Associação de moradores defende soluções sustentáveis e alerta para riscos da impermeabilização
A Lagoa Cambará voltou ao centro do debate público em Valinhos. Na tribuna da Câmara Municipal, nesta terça-feira (28), o presidente da Associação dos Moradores do Country Club (AMCC), Térbio José Brandão Câmara, fez um apelo direto: é preciso olhar para a lagoa não como problema, mas como solução.
A fala marcou mais um capítulo da mobilização histórica dos moradores pela recuperação ambiental da lagoa e de todo o seu entorno. Segundo Brandão, o espaço tem papel estratégico na segurança hídrica da cidade — ou seja, na garantia de água para a população — além de ser fundamental no controle de enchentes na região.


Entre a drenagem e a recarga de água
Um dos pontos centrais da apresentação foi o desafio técnico que envolve o bairro. Atualmente, parte da região é composta por ruas de terra que, durante períodos de chuva, sofrem erosão, contribuindo para o assoreamento da lagoa e o acúmulo de sedimentos na rede de drenagem.
Ao mesmo tempo, essas mesmas vias de terra garantem algo essencial: alta permeabilidade do solo, permitindo a recarga do lençol freático, a chamada “caixa d’água natural”. Um equilíbrio delicado, que exige soluções mais sofisticadas do que simplesmente asfaltar.
O presidente da AMCC, endereçou todo o material para apreciação dos vereadores, e solicitou destes uma moção de apoio para a utilização de pavimentação permeável como ferramenta de recuperação da Lagoa Cambará – no que foi acolhido pelo presidente da Mesa, vereador Israel Scupenaro. Também comunicou que a gestão do prefeito Franklin Martins, através do secretário André Reis (Secretaria do Verde e da Agricultura), está em processo de adesão ao Programa Estadual Bairro Paulista – Cidades Sustentáveis, da Secretaria de Desenvolvimento Urbano e Habitação (SUDH), para postular a execução do projeto da Lagoa Cambará e parcerias para a realização das obras.
A lei aponta o caminho
Com base em legislação vigente, como Plano Diretor, Lei de Zoneamento, estudos do DAEV, Plano de Macrodrenagem da Bacia do Ribeirão Pinheiros e o Código Florestal, Brandão argumentou que a única pavimentação viável para a região é a permeável.
Segundo ele, esse tipo de solução já é aplicado em grandes obras urbanas e permite conciliar mobilidade com preservação ambiental.
Engenharia verde como resposta
Diante das mudanças climáticas, com chuvas cada vez mais intensas de um lado e secas prolongadas de outro, a proposta defendida é clara: adotar a chamada engenharia verde, baseada em soluções naturais.
Essas chamadas “Soluções Baseadas na Natureza” (SbN) propõem intervenções que respeitam a dinâmica ambiental do território, reduzindo alagamentos, melhorando a infiltração da água e preservando recursos naturais.

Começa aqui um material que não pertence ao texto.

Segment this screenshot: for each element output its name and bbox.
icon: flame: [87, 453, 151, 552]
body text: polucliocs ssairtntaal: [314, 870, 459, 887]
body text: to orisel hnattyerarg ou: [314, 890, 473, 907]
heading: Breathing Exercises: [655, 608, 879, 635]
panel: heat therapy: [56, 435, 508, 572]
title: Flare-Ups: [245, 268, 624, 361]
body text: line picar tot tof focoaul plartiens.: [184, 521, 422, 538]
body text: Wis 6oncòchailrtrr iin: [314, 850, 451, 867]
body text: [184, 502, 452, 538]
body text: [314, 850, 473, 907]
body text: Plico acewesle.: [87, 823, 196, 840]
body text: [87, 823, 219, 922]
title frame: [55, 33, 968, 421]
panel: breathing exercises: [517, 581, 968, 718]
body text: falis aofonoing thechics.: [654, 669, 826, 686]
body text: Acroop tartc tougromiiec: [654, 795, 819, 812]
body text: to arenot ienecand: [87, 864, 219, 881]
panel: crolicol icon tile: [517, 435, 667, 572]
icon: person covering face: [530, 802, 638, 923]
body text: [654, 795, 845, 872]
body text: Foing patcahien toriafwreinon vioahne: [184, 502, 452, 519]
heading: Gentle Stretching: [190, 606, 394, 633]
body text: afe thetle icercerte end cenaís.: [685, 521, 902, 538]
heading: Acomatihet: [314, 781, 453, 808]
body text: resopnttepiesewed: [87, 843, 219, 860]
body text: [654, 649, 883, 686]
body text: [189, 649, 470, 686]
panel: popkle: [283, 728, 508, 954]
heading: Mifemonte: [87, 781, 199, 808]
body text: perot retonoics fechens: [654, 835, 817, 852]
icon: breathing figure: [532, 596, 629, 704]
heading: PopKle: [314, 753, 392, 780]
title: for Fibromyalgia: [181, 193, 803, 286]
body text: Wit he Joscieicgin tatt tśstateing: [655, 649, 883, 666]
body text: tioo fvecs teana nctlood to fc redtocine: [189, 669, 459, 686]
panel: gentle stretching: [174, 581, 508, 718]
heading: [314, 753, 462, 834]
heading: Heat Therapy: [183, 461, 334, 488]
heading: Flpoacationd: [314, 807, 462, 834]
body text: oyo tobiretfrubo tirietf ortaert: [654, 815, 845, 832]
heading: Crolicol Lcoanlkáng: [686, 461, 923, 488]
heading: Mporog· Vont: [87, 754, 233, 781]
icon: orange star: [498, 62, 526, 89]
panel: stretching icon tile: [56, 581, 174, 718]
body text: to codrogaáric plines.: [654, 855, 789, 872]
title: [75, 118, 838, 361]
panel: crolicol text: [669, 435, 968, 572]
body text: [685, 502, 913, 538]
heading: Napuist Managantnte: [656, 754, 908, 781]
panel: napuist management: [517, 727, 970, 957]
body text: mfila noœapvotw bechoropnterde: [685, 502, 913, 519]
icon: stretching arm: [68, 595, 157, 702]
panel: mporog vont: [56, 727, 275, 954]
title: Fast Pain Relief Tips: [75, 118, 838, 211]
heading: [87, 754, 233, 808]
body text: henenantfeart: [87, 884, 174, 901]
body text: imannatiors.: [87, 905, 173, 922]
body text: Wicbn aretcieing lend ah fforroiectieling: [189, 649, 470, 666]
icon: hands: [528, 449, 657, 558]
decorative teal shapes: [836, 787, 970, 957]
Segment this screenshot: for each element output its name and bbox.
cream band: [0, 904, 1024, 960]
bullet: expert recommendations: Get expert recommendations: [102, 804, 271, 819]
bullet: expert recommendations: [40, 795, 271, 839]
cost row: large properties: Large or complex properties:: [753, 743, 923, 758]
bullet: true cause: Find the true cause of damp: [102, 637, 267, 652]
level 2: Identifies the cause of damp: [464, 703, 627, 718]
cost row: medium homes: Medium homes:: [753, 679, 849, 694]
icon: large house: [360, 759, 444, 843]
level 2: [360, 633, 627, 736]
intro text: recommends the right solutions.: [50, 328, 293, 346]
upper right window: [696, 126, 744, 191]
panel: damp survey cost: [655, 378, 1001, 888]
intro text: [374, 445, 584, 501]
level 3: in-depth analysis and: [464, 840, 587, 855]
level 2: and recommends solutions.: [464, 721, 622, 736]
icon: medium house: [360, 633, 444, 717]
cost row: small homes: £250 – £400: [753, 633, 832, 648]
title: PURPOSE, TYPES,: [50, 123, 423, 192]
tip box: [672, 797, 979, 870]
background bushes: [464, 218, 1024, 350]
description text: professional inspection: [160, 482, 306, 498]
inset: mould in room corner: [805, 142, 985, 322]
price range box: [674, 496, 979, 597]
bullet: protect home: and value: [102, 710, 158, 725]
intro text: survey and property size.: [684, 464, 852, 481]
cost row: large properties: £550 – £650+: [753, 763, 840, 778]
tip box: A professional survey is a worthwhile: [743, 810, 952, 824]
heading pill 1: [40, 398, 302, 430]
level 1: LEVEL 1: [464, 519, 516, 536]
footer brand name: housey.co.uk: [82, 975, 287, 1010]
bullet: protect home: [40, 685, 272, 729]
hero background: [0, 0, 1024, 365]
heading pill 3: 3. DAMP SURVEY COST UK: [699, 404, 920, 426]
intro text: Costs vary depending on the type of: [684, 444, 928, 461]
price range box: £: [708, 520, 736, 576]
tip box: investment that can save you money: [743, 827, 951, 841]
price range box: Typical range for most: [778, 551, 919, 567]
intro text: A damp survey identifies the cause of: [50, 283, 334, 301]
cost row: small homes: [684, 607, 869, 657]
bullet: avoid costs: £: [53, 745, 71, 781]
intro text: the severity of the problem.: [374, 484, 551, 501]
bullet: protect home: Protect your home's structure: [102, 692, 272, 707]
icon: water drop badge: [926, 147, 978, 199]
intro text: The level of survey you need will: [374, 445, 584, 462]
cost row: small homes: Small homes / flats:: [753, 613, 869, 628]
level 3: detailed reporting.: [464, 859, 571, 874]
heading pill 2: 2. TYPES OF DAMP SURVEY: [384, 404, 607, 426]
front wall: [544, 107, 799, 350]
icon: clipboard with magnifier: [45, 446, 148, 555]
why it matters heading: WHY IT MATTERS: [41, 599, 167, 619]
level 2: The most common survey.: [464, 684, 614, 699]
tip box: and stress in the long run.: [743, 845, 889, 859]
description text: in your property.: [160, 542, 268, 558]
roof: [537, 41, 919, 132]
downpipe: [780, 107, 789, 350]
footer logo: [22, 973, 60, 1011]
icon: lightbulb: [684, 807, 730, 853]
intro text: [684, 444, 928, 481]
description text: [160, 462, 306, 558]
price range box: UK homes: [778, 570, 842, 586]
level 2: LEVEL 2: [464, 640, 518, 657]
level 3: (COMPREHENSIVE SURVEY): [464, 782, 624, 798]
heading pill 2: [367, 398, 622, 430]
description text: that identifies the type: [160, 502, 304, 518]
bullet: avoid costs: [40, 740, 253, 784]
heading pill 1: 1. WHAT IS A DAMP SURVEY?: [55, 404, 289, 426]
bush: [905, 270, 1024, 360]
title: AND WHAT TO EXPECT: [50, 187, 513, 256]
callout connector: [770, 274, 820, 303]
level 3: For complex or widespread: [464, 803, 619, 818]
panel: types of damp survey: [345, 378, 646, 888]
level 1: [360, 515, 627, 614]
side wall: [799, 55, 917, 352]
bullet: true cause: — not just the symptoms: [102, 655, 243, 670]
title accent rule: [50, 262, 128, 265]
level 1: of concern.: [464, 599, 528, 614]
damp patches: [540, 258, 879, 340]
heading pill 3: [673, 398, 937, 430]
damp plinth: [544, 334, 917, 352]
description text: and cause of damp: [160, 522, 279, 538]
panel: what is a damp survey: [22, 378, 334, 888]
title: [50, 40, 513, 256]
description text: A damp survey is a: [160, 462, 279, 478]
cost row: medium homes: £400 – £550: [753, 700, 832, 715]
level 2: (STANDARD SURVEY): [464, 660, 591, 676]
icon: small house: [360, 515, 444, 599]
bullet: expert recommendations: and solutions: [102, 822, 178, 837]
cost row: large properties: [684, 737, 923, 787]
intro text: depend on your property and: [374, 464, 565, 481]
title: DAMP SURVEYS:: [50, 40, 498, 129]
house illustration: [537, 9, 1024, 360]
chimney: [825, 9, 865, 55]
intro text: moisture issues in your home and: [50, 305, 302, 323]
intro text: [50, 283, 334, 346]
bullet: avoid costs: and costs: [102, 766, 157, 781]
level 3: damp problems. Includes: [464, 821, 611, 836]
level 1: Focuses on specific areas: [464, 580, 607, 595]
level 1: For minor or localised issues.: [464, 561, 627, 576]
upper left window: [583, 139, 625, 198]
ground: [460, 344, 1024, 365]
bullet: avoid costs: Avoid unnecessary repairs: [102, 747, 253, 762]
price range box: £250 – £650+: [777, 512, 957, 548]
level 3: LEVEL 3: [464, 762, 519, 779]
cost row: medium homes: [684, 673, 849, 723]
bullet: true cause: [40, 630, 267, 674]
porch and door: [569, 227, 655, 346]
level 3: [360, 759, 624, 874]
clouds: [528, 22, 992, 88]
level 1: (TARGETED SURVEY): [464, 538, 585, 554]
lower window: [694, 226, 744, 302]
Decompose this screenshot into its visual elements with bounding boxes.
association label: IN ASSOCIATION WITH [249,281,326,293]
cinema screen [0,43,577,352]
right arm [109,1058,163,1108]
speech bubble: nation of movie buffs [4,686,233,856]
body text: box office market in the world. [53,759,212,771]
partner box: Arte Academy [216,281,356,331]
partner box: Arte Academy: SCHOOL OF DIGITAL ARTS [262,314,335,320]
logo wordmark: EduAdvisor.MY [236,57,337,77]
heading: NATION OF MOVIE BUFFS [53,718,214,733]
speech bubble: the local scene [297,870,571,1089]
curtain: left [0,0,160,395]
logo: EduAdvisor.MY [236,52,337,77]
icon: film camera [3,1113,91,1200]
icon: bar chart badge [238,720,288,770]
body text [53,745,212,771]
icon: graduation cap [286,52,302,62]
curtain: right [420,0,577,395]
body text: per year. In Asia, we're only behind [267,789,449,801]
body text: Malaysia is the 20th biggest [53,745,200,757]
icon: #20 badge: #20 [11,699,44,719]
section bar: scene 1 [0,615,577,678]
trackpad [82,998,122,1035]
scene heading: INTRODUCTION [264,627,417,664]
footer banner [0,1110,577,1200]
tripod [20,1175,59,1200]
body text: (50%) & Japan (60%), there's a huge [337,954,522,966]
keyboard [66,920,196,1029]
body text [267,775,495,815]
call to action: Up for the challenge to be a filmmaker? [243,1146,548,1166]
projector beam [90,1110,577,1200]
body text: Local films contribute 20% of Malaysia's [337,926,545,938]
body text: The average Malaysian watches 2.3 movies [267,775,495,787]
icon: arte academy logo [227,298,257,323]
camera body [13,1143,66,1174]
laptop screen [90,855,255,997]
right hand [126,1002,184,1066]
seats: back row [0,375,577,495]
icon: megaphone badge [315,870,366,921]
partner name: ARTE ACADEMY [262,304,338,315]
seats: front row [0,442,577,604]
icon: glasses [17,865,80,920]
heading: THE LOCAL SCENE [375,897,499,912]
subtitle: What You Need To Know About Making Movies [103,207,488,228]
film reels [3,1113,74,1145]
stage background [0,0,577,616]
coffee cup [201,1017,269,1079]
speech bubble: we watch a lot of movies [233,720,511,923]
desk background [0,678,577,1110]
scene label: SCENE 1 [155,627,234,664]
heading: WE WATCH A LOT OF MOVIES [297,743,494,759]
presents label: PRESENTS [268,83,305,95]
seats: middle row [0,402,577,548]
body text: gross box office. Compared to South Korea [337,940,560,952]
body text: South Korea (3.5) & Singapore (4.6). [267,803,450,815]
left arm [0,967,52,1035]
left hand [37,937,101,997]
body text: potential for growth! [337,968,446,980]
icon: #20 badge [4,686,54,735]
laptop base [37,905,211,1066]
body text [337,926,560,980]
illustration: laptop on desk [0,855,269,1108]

O próprio Plano de Macrodrenagem citado na apresentação reforça esse ponto: a impermeabilização da região, especialmente com asfalto, tende a agravar os alagamentos já recorrentes no bairro.

Um chamado à ação
A Lagoa Cambará não é apenas uma questão local. Trata-se de um espaço estratégico para toda a região, com reserva de água de boa qualidade e potencial para enfrentar períodos de escassez hídrica cada vez mais frequentes.
Ainda assim, segundo os moradores, essa importância só costuma ser percebida em momentos de crise.
A mobilização em torno da lagoa é também uma história de resistência comunitária. E agora, ganha novo fôlego com a tentativa de inserir o município em programas voltados à recuperação de áreas degradadas por meio de soluções sustentáveis, como o Programa Bairro Paulista – Cidades Sustentáveis.
O recado deixado na Câmara é direto: ignorar o papel da Lagoa Cambará hoje pode custar caro no futuro.